The Office of the Director of Authorized Intervention (ODAIT), an independent office created under the Irish Institutional Burials Act 2022, isin charge of supervising the excavation activity at the location. Its goal is to “recover and forensically analyse, and to memorialise and bury with respect and dignity, human remains recovered from the site.”

In the upcoming weeks, the institution’s survivors and family members will have the chance to observe the perimeter of the “forensically controlled site” and witness the construction. Only employees performing the work will be able to access the entire property, including the memorial garden, and there will be round-the-clock security surveillance.

The excavation site at Tuam, which is currently in the center of a housing subdivision, has hoarding around it. After four weeks of preparatory work, a full-scale excavation is scheduled to start on 14th July. The location was formerly a workhouse and it is speculated that victims of the Great Famine of the 19th century are also buried there, which could complicate the search for the remains of the babies.

“It’s an incredibly complex challenge because of the size of the site and the fact that we are dealing with infant remains that we know, at least in the case of the memorial gardens (on the site), are co-mingled,” stated MacSweeney. “The final timetable will depend on many variables, some of which may only become fully clear as the work progresses,” he added.

Irish society has been characterized as being darkly stained by the existence of mother and baby institutions. Enda Kenny, the taoiseach at the time, called the revelations on Tuam “a chamber of horrors” in 2017.

“No nuns broke into our homes to kidnap our children. We gave them up to what we convinced ourselves was the nuns’ care. We gave them up maybe to spare them the savagery of gossip, the wink and the elbow language of delight in which the holier-than-thous were particularly fluent. We gave them up because of our perverse, in fact, morbid relationship with what is called respectability,” he pointed out while addressing the country’s parliament.

Desparate efforts to conceal the reality

Corless was described as obsessive and delusional, as she spent years meticulously examining death certificates and church records from the former Bon Secours Mother and Baby Home and she disclosed her alarming report in May 2014 through the Irish Mail. Prematurity, convulsions, whooping cough, tuberculosis, meningitis and diphtheria were among the most frequently identified causes of death, according to official death records that she cited. Malnutrition was cited for a relatively small percentage of deaths.

After her tenacious persistence and heavy public scrutiny, a government-ordered test excavation in 2017 proved her suspicions that the children’s bodies had been put in what had been a septic tank beneath the property.

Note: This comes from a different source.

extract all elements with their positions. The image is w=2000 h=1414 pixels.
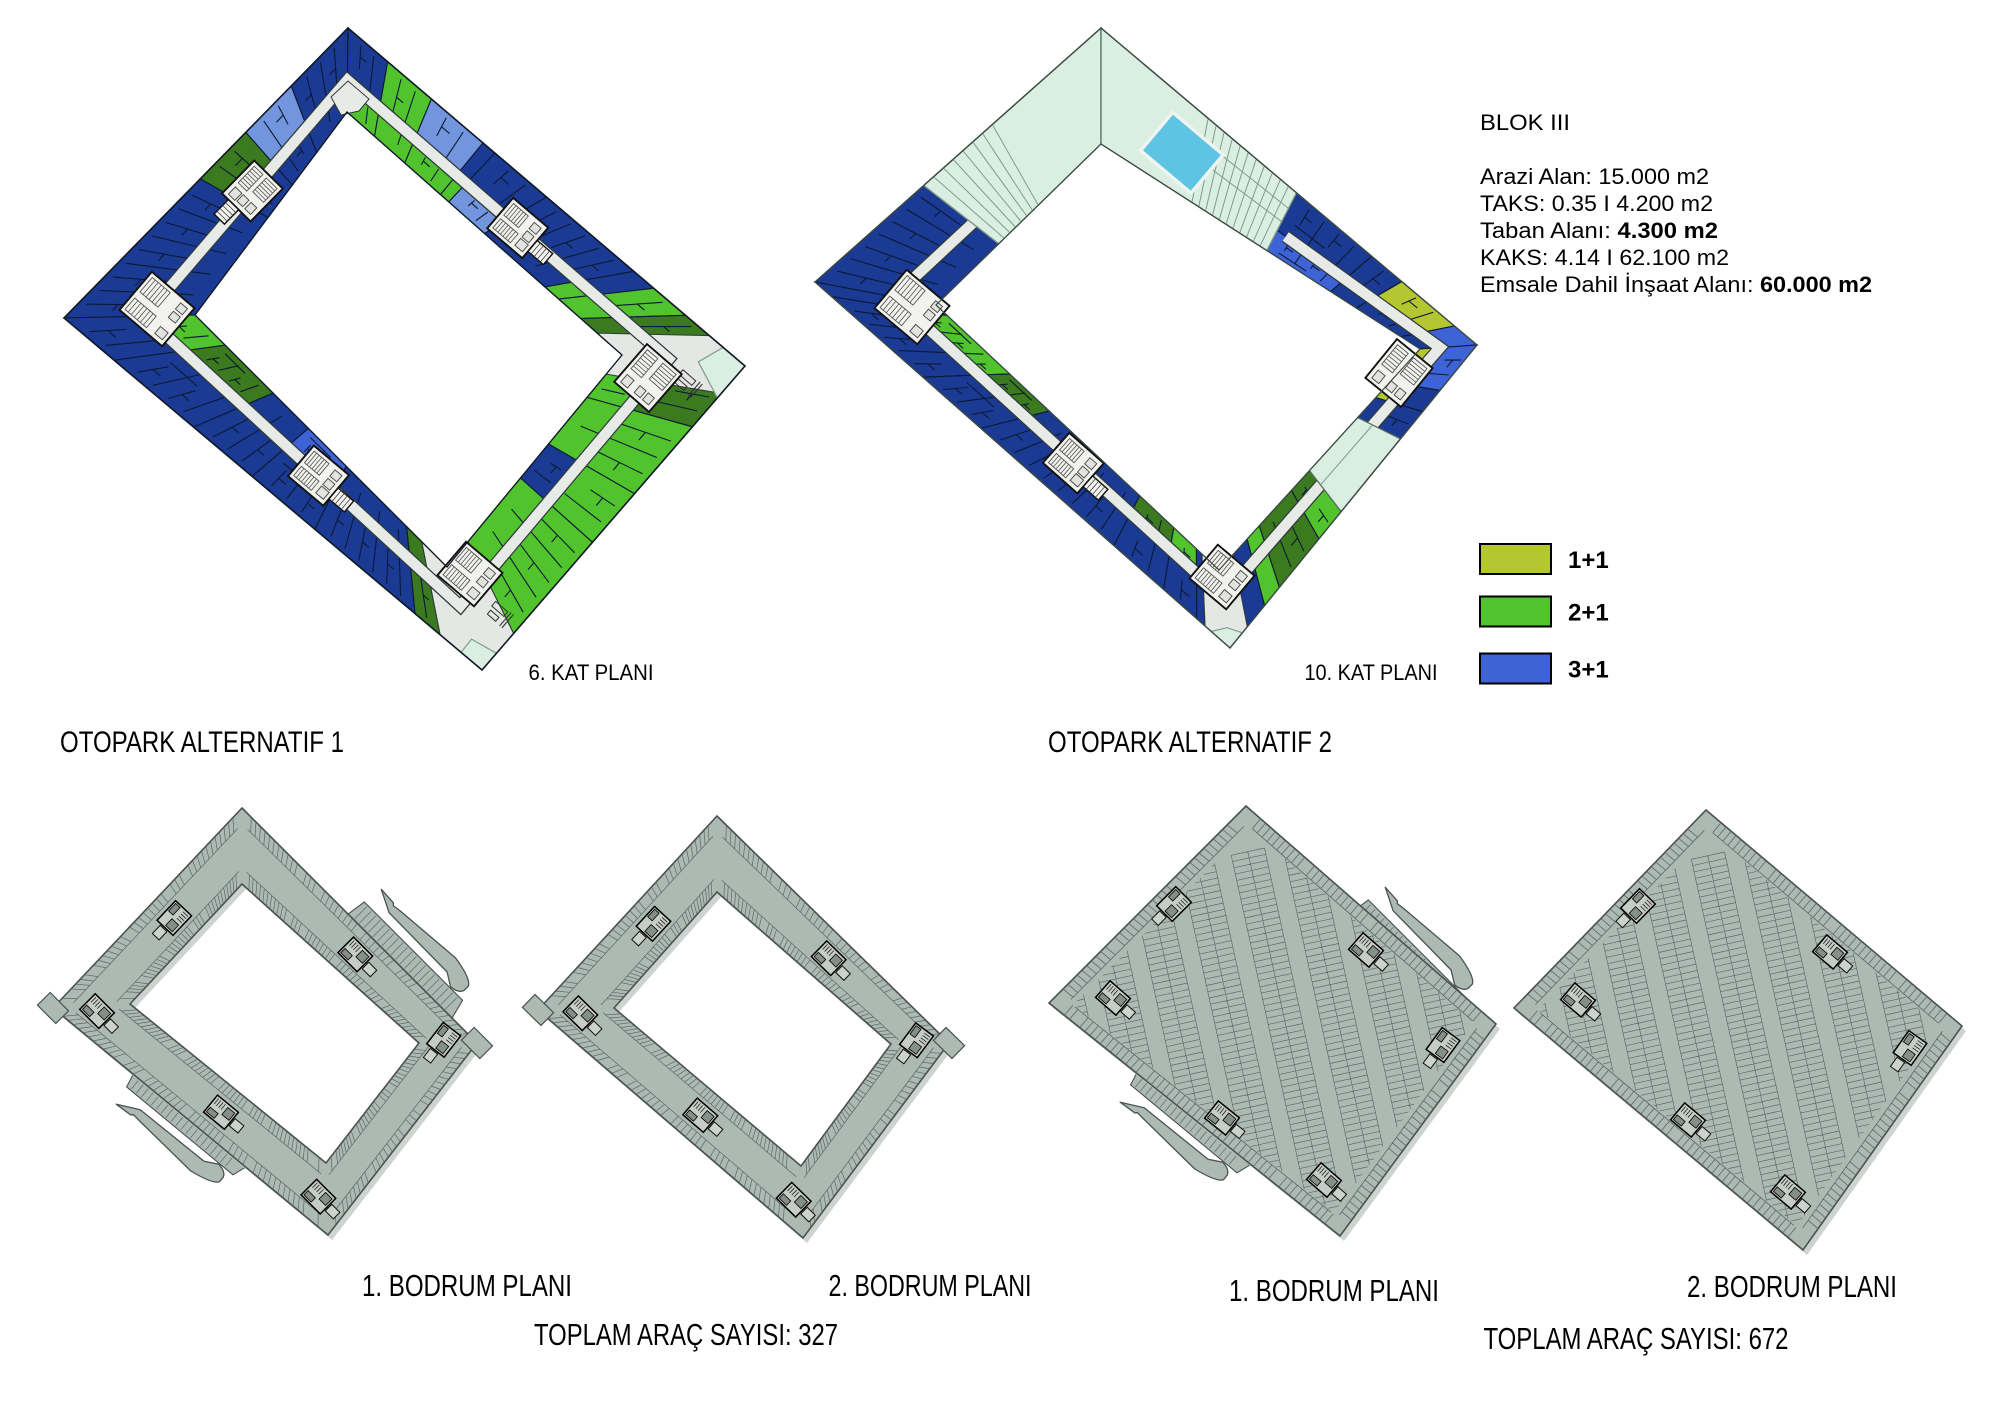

The children’s bodies had been put in what had been a septic tank beneath the house. Unmarried pregnant women were sent to give birth in secret at the Bon Secours home, one of many similar institutions in Ireland.

Many were compelled to work for no pay and their kids frequently succumbed to malnourishment, illness or neglect. The survivors were often adopted, unlawfully. The bones found in Tuam were eventually confirmed by forensic investigation to belong to infants and toddlers between the ages of three and about 35 weeks gestation.

At first, the Catholic Church, as well as politicians and even the general public, were skeptical of the fears voiced by Corless. She and her family faced harassment while some press headlines questioned the number of bodies involved and international publications such as Reuters and The Guardian mocked her painstaking documentation, referring to her as an “amateur historian.”

Her efforts, however, eventually generated awareness around the world, which resulted in a state investigation and a formal apology from the government.